The natural cosmetology market was considered a temporary phenomenon for a long time. Today it is flourishing to the point of becoming a fundamental trend. A recent survey by Deloitte revealed that this sector represents € 350 M, with annual growth of around 25% since 2005. The organic sector is in good health. Traditional cosmetics are struggling to keep up with annual growth at just 4%. What are the reasons for this success? The manufacturing processes, which are more environmentally-friendly. Organic or natural cosmetics that are fragrance-free, colorant-free and perservative-free appeal to consumers, who are increasingly careful about the quality of products and who are acting more responsibly when it comes to making purchases.
Relaxed organic products
But who ar these addicts of naturalness? Mainly women, who want to look after their health and their beauty (organic cosmetics for men represent just 5% of the market). For these Greenistas, natural cosmetology reflects collective awareness of the environment, the climate, protection of the animal kingdom, fairtrade, etc. The result is that these new green followers have made the market develop at great speed.

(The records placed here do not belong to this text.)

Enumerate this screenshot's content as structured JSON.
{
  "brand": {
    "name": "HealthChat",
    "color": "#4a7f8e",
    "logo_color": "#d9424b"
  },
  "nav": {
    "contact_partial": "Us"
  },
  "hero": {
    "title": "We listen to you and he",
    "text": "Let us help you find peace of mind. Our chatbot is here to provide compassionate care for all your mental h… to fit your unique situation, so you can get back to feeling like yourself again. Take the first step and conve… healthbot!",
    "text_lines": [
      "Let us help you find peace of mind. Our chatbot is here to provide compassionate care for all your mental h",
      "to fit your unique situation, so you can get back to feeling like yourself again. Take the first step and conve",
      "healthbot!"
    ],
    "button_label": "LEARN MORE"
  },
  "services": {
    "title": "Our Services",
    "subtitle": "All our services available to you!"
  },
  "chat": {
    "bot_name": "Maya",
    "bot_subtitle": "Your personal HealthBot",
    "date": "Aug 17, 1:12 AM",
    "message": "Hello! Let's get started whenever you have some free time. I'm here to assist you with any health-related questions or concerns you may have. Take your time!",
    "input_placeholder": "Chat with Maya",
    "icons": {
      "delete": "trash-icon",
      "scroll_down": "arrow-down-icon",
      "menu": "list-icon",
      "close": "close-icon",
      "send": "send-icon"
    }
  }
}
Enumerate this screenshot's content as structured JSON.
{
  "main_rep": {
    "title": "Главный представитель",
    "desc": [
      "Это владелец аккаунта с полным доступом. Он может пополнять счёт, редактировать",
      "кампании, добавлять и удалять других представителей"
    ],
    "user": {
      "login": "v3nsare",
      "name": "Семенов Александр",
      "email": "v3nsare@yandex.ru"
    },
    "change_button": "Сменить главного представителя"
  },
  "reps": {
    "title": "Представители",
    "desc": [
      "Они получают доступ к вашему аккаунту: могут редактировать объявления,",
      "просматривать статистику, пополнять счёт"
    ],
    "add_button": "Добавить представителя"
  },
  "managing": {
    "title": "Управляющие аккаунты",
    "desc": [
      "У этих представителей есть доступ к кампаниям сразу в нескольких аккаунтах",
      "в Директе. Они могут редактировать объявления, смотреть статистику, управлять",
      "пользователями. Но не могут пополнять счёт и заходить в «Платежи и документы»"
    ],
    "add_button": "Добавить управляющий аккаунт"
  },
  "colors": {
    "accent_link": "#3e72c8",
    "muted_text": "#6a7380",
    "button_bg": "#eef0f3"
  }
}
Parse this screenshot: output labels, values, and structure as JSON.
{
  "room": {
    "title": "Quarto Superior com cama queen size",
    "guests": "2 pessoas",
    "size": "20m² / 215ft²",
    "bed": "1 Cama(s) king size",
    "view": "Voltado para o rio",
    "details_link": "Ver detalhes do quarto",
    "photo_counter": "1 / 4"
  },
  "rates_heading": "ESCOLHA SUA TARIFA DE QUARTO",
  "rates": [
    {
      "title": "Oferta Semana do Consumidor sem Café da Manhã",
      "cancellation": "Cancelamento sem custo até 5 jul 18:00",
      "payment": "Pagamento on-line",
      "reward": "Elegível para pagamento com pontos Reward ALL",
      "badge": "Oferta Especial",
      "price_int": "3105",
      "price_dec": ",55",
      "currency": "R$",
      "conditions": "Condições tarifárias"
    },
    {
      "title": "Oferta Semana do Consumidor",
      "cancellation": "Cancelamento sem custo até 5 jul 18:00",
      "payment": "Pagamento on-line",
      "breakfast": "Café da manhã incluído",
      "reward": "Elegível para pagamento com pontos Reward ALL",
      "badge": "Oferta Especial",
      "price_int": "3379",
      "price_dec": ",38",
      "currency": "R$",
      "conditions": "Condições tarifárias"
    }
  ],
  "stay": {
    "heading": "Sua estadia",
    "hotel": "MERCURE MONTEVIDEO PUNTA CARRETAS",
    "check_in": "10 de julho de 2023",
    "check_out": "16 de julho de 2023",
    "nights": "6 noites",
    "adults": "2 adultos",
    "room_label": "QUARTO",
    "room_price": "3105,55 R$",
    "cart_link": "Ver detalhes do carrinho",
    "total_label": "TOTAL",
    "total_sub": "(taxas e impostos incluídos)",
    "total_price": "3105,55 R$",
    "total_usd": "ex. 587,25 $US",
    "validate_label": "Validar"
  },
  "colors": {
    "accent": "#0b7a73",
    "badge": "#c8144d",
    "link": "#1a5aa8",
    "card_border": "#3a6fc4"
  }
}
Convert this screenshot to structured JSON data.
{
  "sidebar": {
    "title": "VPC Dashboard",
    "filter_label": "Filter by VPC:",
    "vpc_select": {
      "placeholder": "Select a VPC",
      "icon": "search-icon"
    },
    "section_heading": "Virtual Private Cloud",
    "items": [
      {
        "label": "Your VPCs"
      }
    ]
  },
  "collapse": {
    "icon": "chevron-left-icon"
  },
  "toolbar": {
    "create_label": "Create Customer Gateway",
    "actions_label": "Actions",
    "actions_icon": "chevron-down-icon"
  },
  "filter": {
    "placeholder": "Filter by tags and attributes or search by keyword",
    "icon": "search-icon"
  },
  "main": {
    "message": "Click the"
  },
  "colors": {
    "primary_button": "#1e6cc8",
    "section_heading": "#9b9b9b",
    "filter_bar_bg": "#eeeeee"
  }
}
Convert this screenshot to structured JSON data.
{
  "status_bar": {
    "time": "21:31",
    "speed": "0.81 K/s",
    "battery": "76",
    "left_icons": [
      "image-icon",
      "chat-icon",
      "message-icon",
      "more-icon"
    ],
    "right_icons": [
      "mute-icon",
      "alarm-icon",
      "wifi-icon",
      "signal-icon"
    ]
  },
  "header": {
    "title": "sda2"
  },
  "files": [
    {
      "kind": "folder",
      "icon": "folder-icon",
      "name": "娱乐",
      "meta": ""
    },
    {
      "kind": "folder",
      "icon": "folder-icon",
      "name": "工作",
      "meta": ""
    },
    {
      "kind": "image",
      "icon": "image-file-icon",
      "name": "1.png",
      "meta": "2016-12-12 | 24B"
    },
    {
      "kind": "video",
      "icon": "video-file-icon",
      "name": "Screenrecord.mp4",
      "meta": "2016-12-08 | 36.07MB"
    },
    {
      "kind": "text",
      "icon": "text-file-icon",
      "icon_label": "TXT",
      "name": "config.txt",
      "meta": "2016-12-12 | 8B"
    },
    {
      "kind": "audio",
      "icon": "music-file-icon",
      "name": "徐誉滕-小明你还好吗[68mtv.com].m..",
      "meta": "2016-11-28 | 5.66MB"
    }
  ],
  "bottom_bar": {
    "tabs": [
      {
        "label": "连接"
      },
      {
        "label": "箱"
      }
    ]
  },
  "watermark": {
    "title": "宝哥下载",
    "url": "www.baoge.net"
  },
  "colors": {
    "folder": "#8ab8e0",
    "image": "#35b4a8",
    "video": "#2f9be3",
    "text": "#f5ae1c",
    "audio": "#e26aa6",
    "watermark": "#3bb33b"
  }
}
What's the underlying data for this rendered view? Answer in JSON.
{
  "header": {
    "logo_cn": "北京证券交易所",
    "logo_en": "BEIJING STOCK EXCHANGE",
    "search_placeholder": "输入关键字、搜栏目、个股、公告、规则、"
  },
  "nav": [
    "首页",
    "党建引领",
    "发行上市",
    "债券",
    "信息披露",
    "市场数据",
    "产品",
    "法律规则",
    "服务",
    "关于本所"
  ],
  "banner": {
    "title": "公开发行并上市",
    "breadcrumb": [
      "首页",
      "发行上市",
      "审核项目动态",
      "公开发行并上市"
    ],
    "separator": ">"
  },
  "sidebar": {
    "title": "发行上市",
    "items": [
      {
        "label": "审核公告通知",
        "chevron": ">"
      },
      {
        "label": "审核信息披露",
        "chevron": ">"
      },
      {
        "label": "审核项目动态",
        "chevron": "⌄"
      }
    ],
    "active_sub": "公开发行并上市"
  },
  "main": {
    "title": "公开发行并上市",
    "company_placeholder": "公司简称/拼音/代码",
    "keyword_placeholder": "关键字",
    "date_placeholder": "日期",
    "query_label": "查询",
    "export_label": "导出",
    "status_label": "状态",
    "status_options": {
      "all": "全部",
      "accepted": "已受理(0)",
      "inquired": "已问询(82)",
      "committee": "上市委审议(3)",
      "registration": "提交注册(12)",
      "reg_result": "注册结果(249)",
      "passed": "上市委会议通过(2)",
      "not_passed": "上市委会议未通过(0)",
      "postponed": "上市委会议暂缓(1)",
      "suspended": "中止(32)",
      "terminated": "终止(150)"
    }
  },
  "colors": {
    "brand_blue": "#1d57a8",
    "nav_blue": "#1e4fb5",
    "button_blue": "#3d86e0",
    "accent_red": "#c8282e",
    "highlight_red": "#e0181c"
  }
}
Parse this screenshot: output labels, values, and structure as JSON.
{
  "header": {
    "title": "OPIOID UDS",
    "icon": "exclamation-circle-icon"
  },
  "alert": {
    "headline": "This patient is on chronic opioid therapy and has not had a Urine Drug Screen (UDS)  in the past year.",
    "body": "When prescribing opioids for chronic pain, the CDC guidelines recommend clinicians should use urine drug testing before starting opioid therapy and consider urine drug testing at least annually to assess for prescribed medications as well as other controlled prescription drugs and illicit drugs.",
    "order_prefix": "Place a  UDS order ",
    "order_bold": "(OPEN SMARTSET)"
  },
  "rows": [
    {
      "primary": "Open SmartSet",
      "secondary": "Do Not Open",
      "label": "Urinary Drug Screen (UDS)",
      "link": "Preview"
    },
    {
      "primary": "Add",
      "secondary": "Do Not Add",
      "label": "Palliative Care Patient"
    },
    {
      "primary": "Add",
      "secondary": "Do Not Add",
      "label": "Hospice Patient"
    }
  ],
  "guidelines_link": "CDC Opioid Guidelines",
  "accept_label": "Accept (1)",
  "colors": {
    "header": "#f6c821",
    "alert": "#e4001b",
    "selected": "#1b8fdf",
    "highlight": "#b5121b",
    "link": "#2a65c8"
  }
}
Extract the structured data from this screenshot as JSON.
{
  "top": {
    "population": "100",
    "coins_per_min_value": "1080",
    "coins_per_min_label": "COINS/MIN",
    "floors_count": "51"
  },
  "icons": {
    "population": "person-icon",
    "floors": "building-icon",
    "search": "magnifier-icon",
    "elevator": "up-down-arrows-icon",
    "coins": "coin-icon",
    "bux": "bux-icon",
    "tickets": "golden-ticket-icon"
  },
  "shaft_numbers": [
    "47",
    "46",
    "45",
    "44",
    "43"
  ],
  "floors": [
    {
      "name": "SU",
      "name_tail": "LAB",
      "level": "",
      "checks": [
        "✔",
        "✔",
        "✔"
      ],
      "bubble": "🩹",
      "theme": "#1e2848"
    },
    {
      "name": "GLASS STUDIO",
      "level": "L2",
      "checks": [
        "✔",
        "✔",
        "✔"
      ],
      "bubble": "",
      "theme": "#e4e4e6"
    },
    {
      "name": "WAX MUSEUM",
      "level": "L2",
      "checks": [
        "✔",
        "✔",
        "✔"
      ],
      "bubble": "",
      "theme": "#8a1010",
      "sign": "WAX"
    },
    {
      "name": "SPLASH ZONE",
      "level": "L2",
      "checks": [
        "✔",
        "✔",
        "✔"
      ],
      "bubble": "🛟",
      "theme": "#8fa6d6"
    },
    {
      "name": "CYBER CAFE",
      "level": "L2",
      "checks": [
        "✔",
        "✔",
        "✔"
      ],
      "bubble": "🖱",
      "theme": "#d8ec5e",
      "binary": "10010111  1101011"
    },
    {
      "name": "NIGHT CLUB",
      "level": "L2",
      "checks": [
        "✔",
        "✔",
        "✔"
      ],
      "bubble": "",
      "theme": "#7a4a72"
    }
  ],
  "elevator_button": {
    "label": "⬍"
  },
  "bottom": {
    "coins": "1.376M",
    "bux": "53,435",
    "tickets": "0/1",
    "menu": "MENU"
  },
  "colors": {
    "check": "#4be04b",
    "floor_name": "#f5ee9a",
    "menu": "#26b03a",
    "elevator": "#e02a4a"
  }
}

Alongside the historical brands, such as Dr Hauschka or Weleda, sold in specialised stores, we are now seeing more “relaxed” organic ranges available in supermarkets. From face care to make-up (So’Bio étic), including bodycare products (Ushuaïa Bio), supermarket shelves are filling up with organic choices! Even private labels have adopted green cosmetics, such as Carrefour’s full Agir Bio range (in 2008) and Leader Price Bio.
A new label in sight
More than hype, naturalness seems to be an ingredient for success today. It has to be said that organic cosmetics have managed to get rid of their “rustic” image and are now proposing formulations for the entire family, including babies: wash gels, cleansing lotions, sun cream, organic wipes, etc. Mums applaud these natural products, which respect the fragile skin of babies (Auchan Baby Bio wash gel). Although organic cosmetics essentially draw on the natural aspect, it also has the “innovation” card up its sleeve, with increasingly “surprising” active ingredients. Who would have imagined snail slaver “made in Charente” (Helixir) or saffron flower petal from Provence (Kesari)? And now these natural claims can be certified. The new Cosmebio Nat label certifies products which contain at least 95% natural ingredients. This should reassure consumers, for whom these plant references can sometimes be confusing. In any case, one thing is sure: green is the colour of the future!